On social media, at times the question goes like this:
Cute boy asks me, “so what are you doing now?”
I reply, “I’ll be taking the kids down and then I’ll be coming home and having some tea.”
There is a pause. “Kids?” Then, I can never figure this tone out: “Are you married?”
I inevitably go this route. “Gay guys can’t get married, in India.”
Of course, the conversation then veers, depending upon various factors. If horniness takes over, the fact that I am gay segues into a sexual tone. If romanticism takes over, I am asked, “but you can still marry, can’t you?” If someone truly understands the status quo, they will just say, “Ah, furkids then.” (I agree that it is usually not easy to correlate the fact that I treat my dogs as my kids…but it’s never happened that someone will just say, “oh, how many kids do you have? Which breed are they? Their names?” But I am shooting for the stars.)

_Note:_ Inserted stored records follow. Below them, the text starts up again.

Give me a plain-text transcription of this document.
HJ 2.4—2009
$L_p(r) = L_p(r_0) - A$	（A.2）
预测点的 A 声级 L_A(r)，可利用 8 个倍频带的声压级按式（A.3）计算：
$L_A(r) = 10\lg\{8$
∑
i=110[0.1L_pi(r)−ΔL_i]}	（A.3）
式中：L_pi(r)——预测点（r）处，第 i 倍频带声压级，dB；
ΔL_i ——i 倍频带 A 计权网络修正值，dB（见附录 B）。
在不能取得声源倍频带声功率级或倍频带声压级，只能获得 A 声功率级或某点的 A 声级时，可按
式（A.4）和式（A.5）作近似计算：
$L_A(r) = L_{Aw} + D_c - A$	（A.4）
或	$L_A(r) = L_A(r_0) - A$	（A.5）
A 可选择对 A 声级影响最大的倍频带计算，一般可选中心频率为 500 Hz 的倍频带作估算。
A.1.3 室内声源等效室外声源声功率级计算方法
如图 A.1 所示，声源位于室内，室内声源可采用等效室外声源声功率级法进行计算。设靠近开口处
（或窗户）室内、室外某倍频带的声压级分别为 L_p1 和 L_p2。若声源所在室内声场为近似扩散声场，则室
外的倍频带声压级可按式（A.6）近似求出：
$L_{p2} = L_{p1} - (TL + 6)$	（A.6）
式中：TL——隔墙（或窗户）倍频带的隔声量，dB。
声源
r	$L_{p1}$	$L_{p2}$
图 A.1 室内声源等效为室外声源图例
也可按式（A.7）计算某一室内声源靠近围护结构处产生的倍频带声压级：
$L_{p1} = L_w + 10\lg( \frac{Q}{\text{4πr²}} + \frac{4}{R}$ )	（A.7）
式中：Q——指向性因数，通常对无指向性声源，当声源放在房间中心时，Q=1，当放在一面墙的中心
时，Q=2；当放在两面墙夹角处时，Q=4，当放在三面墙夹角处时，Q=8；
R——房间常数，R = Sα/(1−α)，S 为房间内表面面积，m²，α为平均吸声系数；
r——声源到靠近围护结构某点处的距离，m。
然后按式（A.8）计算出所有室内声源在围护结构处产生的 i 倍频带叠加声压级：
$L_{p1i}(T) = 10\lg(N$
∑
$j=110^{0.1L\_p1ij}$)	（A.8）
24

Let me talk about the romanticism and my idea of marriage. I have never thought of marriage. Even as a teenager, when I got to understanding my sexuality, I never thought about it. I never wanted to be a groom, of standing before an altar, or at a mandap, or at a place of worship and saying, “I do”. It has nothing to do with me being an atheist. It has nothing to do with the fact that I am not a romantic. I am.
In fact, I am too much of a romantic. I don’t believe in love that is godlike. I believe in a love that is human. I believe that marriage is a series of vows. Promises. I take promises seriously. And my promises can be made without marriage – without putting on a show, for or with others. I have no problem if others choose to do this, it just is not something that I take lightly. It’s like getting a tattoo. It’s a commitment, that I do not see the end of – and for that it’s between me and my tattoo artist. I do not want any regrets. I got the tattoo because I wanted it on my body, not because I wanted to show it off to the world.
This brings me to a very salient point. I am not as much bothered about the world as I am bothered about the Government. I pay taxes. I love my country. I love my family. I contribute to society. As such, I would like rights that any straight, loving, tax-paying patriot enjoys here. I would like to share a home with a spouse. Give him the right to live as my partner. Enjoy the same benefits a straight spouse enjoys: mainly, the identity of a relationship given by a court of law, which no institution can contradict.
Ergo, I would like to be able to get married for one very essential reason. We do not live forever. If at the end of my life, I need life-support, I would like him to have the authority, given to a spouse, to tell the doctors that I was against it. If need be, my spouse should have the authority to unplug me from life itself. This is what I am most interested in, when we talk of marriage. That one can take still care of the other, when the other is dying, or dead.
Without this very important status, afforded by law, and the country, marriage just remains a garland of flowers that will eventually wilt and succumb to time.
“But you still can marry, can’t you?” The cute boy asks, with love emojis in his eyes.
And I shall then copy past this URL and send it to him.